Of course, you are not the only ones to experience the pandemic. It’s a danger that everyone in society has felt first-hand, with no one immune from its impact. It is also a danger that, despite continuing for more than two and a half years already, offers no clear forecast of abating. Social life has been greatly affected, with daily life looking very different now for each of us compared to the pre-COVID era. Moreover, even once the danger has eased, society is unlikely to return completely to what it was before. 

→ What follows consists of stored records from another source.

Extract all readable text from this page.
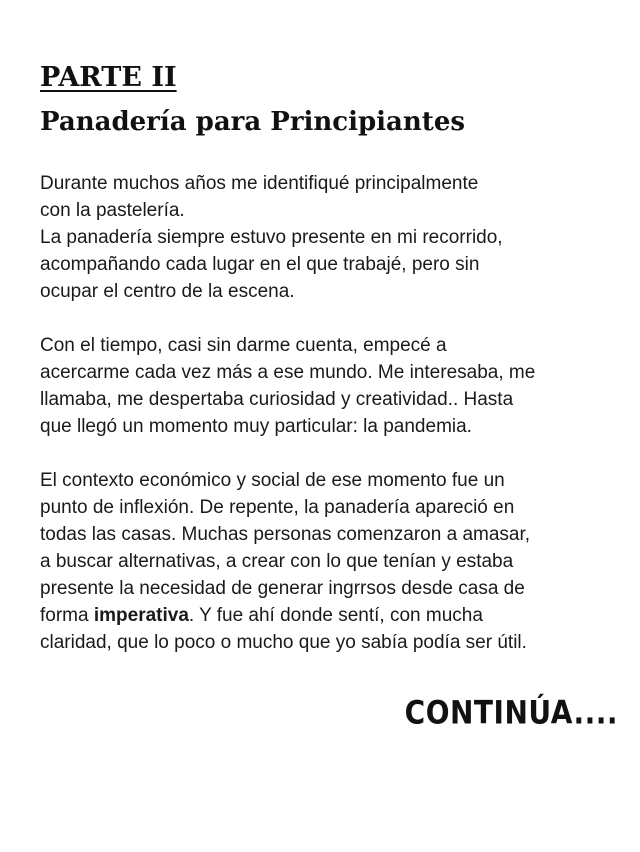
PARTE II
Panadería para Principiantes

Durante muchos años me identifiqué principalmente
con la pastelería.
La panadería siempre estuvo presente en mi recorrido,
acompañando cada lugar en el que trabajé, pero sin
ocupar el centro de la escena.

Con el tiempo, casi sin darme cuenta, empecé a
acercarme cada vez más a ese mundo. Me interesaba, me
llamaba, me despertaba curiosidad y creatividad.. Hasta
que llegó un momento muy particular: la pandemia.

El contexto económico y social de ese momento fue un
punto de inflexión. De repente, la panadería apareció en
todas las casas. Muchas personas comenzaron a amasar,
a buscar alternativas, a crear con lo que tenían y estaba
presente la necesidad de generar ingrrsos desde casa de
forma imperativa. Y fue ahí donde sentí, con mucha
claridad, que lo poco o mucho que yo sabía podía ser útil.

CONTINÚA....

While we were dealing with the pandemic, there was a lot that we wanted to achieve that was taken out of our reach. Conversely, however, there were also more than a few things that we found it surprisingly easy to abandon and now can’t even imagine wanting to do in the old way. Perhaps we only did those things because that’s what we accepted as the norm. What we can and can’t leave behind differs according to the individual, but certainly, some sort of distinction has also developed across society as a whole. Those activities which many people value and feel unable to abandon will at some stage be revived and sustained in some form. A lot of the activities that most people are happy to abandon, on the other hand, will not be revived and will simply vanish post-COVID. In other words, the pandemic experience has given society as a whole the chance to choose what to discard and what to carry on, something that will change the face of society in the years to come. I don’t know if all the judgments which are currently becoming social realities are in fact the right ones. But we have currently been given the opportunity to make distinctions that would not have been possible without the pandemic.

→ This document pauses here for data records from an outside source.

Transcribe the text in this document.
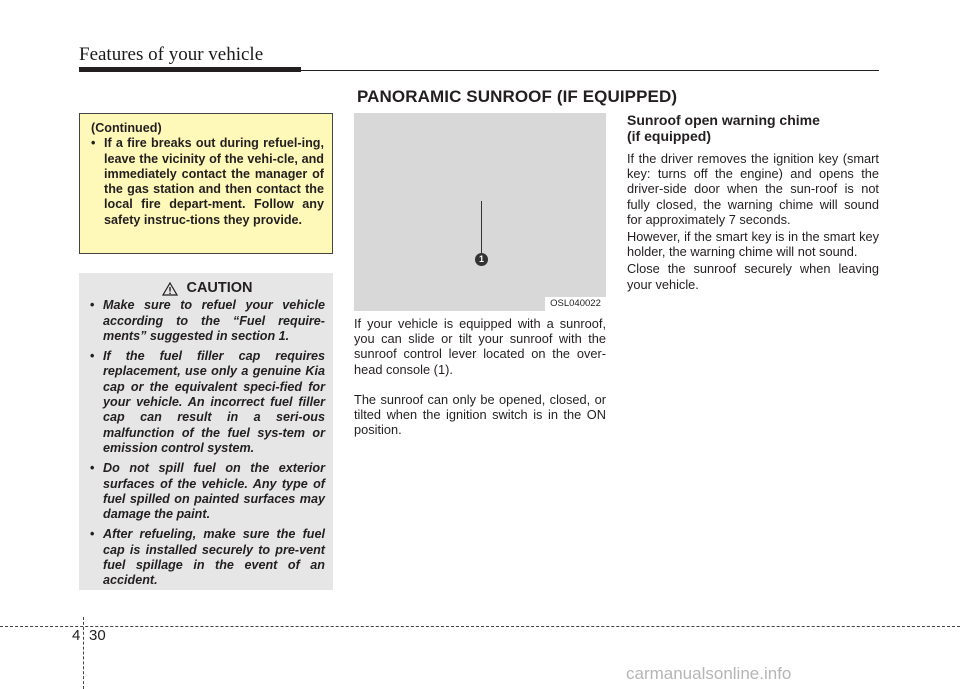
Features of your vehicle
PANORAMIC SUNROOF (IF EQUIPPED)
(Continued)
• If a fire breaks out during refuel-ing, leave the vicinity of the vehi-cle, and immediately contact the manager of the gas station and then contact the local fire depart-ment. Follow any safety instruc-tions they provide.
CAUTION
• Make sure to refuel your vehicle according to the “Fuel require-ments” suggested in section 1.
• If the fuel filler cap requires replacement, use only a genuine Kia cap or the equivalent speci-fied for your vehicle. An incorrect fuel filler cap can result in a seri-ous malfunction of the fuel sys-tem or emission control system.
• Do not spill fuel on the exterior surfaces of the vehicle. Any type of fuel spilled on painted surfaces may damage the paint.
• After refueling, make sure the fuel cap is installed securely to pre-vent fuel spillage in the event of an accident.
1
OSL040022

If your vehicle is equipped with a sunroof, you can slide or tilt your sunroof with the sunroof control lever located on the over-head console (1).

The sunroof can only be opened, closed, or tilted when the ignition switch is in the ON position.

Sunroof open warning chime
(if equipped)

If the driver removes the ignition key (smart key: turns off the engine) and opens the driver-side door when the sun-roof is not fully closed, the warning chime will sound for approximately 7 seconds.

However, if the smart key is in the smart key holder, the warning chime will not sound.

Close the sunroof securely when leaving your vehicle.

4 30
carmanualsonline.info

Each of you will also be part of choosing what our society looks like post-pandemic. Please reflect on the choices you made as a university student, and then use your reflections as the basis for bringing your voice and your actions to shaping the choices of society as a whole. Let’s make the world a better place than it was pre-COVID. We’ve lost a lot due to the circumstances of the last two and a half years—which is exactly why we need to use that experience as a springboard for changing society for the better. If it’s possible, don’t you want to seize something greater than what you lost? I pray that each of you will go forward to lead a full life as a driver of social transformation. In so doing, your cornerstone should be those things that are too important to you to give up. With such a foundation, you will be able to choose what, given this chance, you really want to achieve to improve society as a whole. Please take the opportunity of your graduation to reaffirm this and continue to hold it to your hearts as you march on the life. That’s my petition to you today, at this marker point of your departure from university out into the world. 

As you are all well aware, the Hosei University Charter calls for “practical wisdom for freedom.” The last two and a half years have taught us that the freedom to live as we please can on occasion be easily constrained with apparently no way to resist. If you just sit there and accept the situation, constraints can whisk away your freedom in the blink of an eye. The message contained in this is that you must have the wisdom to seize freedom somehow amidst constraint. You are the generation that experienced the shift from pre-COVID university life to university life in a pandemic and found your own ways of adapting to that abrupt change to successfully complete your student life. As such, you have already cultivated the foundations of practical wisdom. It has taken root inside you more than you yourselves are aware. Grow that wisdom and use it someday to attain something precious to you. I wish you all good fortune in your future endeavors.